Powdery mildew is perhaps the most recognizable fungal disease and the bane of gardener’s existence all over the world. Powdery mildew can infect thousands of different host plants. In this article, however, we will specifically discuss powdery mildew on onions. Read on to learn how to manage powdery mildew in onion crops.

About Powdery Mildew on Onions

Powdery mildew on onions is a fungal disease caused by the pathogen Leveillula taurica. While the disease commonly called powdery mildew can affect thousands of different plant varieties, there are actually different pathogens that cause the disease in specific plants. Leveillula taurica is a powdery mildew pathogen that specifically infects plants in the Allium family. This can play an important role in selecting the proper fungicides for onion powdery mildew control. It is always important with fungicides to thoroughly read the label before purchasing and using these products. In this case, you will want to select a fungicide that states it specifically treats Leveillula taurica or onions with powdery mildew. Using products that do not specifically state this may not only be a waste of money, but it could cause harmful side effects and not be safe for edibles. That being said, symptoms of powdery mildew on onions are pretty much the same as symptoms of any powdery mildew. The first, often unnoticed, symptom is light green, yellow, or chlorotic looking spots or mottling on onion foliage. As the disease progresses, these spots can become slightly sunken and turn a white to light gray color. A powdery white substance will form on these lesions and can eventually coat entire leaves or blades. This powdery white coating is the disease’s mycelium which contains spores. The spores are usually released on to the wind or can spread by rain or overhead watering.
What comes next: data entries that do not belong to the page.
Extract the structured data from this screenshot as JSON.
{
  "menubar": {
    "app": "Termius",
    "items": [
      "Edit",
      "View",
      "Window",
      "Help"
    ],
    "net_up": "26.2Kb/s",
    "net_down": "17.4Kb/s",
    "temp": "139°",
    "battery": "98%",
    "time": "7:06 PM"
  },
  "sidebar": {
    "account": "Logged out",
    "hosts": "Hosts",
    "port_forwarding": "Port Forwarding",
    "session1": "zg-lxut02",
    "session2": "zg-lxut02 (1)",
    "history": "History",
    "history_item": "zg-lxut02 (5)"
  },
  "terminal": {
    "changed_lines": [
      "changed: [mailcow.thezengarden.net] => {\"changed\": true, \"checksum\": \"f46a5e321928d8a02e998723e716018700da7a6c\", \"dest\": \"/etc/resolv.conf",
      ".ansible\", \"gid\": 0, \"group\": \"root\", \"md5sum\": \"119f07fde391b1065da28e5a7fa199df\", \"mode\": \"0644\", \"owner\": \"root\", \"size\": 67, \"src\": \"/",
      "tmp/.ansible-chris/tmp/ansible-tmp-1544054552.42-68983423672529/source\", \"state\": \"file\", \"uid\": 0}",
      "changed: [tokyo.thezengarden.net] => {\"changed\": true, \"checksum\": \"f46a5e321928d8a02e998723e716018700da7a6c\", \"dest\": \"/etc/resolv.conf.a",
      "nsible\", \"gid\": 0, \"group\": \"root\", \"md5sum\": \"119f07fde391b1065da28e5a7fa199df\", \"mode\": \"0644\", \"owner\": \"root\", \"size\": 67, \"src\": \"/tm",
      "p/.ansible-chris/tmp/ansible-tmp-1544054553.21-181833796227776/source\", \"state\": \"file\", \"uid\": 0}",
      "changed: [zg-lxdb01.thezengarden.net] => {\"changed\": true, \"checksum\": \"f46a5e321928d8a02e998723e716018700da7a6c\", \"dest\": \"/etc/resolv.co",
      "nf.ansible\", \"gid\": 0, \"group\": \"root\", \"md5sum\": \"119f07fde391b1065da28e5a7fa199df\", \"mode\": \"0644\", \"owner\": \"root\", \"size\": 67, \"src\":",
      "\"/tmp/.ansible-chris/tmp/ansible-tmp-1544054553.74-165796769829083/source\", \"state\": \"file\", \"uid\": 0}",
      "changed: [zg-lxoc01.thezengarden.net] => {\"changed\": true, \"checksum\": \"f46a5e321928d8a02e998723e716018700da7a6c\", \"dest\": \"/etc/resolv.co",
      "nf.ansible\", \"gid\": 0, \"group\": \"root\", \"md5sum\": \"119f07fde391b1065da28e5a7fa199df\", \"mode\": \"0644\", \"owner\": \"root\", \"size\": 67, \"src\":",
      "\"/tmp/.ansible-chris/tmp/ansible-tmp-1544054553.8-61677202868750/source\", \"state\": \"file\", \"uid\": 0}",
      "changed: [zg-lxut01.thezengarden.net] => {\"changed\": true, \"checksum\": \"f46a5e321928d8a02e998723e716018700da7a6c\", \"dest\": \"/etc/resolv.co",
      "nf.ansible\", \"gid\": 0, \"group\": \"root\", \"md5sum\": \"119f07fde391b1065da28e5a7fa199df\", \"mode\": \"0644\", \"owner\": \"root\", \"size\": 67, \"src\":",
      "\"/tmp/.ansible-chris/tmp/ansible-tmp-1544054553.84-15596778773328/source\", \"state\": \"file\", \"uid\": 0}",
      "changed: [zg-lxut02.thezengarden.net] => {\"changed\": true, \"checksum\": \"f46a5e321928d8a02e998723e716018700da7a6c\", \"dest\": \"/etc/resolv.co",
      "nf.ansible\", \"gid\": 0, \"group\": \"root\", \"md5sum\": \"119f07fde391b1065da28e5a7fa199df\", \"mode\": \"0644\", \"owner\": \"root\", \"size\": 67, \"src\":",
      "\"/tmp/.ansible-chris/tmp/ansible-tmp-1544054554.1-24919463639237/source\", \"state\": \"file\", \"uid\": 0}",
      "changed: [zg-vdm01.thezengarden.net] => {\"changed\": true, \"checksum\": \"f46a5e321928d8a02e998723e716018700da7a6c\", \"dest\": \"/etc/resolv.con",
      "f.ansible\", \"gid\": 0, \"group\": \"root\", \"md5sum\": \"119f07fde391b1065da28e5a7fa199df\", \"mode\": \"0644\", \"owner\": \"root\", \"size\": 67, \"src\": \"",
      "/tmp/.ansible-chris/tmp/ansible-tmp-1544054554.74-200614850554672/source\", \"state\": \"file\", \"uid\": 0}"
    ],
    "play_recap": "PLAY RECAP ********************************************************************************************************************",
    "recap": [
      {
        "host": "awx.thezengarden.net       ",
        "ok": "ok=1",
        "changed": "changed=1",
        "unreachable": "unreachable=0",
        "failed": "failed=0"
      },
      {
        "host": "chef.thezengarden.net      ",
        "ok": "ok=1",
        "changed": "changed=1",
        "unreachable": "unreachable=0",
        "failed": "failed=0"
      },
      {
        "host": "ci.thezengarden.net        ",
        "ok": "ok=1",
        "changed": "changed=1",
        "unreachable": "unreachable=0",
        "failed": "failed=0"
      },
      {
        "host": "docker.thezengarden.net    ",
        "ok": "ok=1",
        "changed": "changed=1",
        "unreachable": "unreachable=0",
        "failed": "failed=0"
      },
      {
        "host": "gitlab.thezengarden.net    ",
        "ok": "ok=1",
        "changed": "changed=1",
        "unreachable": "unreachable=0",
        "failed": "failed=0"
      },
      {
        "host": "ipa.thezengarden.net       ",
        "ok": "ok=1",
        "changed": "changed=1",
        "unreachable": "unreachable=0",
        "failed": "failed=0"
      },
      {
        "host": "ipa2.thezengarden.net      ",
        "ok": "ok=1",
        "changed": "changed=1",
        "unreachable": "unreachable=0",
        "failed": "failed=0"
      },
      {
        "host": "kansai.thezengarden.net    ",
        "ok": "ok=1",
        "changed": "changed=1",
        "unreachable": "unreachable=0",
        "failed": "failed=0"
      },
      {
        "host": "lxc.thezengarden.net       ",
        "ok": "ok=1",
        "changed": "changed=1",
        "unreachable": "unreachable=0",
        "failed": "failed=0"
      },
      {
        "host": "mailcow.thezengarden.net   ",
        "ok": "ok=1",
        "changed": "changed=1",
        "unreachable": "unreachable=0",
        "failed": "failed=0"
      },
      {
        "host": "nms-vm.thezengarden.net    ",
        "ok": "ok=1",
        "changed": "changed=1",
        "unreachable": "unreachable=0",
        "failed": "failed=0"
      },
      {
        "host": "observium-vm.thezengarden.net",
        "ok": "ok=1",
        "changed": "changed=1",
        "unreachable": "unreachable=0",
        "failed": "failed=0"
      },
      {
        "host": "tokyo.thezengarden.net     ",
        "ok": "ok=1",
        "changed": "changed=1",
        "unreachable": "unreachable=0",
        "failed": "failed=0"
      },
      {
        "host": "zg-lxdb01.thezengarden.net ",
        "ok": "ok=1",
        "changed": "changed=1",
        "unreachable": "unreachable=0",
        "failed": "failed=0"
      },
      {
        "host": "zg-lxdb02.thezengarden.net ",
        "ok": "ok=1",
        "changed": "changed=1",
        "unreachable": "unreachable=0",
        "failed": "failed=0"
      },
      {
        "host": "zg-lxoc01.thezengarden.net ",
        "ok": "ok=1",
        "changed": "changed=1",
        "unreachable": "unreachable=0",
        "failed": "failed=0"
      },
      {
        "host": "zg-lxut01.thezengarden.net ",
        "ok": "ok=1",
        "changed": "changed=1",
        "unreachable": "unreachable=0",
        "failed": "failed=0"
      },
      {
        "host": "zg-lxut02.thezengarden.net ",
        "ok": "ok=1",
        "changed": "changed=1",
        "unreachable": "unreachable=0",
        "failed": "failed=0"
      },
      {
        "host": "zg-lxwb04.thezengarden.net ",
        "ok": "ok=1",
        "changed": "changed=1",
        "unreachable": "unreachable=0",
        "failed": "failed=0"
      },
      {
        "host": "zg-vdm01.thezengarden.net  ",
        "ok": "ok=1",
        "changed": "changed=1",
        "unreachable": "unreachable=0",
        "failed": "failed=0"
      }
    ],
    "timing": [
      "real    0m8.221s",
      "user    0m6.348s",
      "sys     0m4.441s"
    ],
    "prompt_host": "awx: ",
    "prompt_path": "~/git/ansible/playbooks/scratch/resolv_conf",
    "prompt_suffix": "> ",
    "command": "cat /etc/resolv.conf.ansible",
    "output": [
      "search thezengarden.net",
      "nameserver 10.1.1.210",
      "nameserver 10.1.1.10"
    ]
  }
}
Onion Powdery Mildew Control

Powdery mildew on onions is most prevalent in the hot, dry conditions of summer months that have followed cool, wet spring weather. The disease can overwinter in garden debris or on the soil surface and can be transferred to new plants by splash back of rain or watering. The fungus then enters plants through their microscopic stomata and begins to grow. As summer heats up, the conditions become perfect for spore production, and this is when we generally notice the obvious powdery white symptoms of the disease. As with any fungal disease, proper sanitation can greatly reduce the spread of powdery mildew on onions. Cleaning up garden debris, sanitizing tools, and deeply tilling garden beds at the beginning of each new planting season are beneficial steps in onion powdery mildew control. It is also important to not overcrowd garden beds. Preventative fungicides which contain potassium bicarbonate, or just some kitchen baking soda, can also prevent the spread of Leveillula taurica. While many fungal diseases cannot be treated with fungicides once the disease is present, onion powdery mildew can be treated with certain fungicides. Be sure to read fungicide labels to select one that will treat this condition.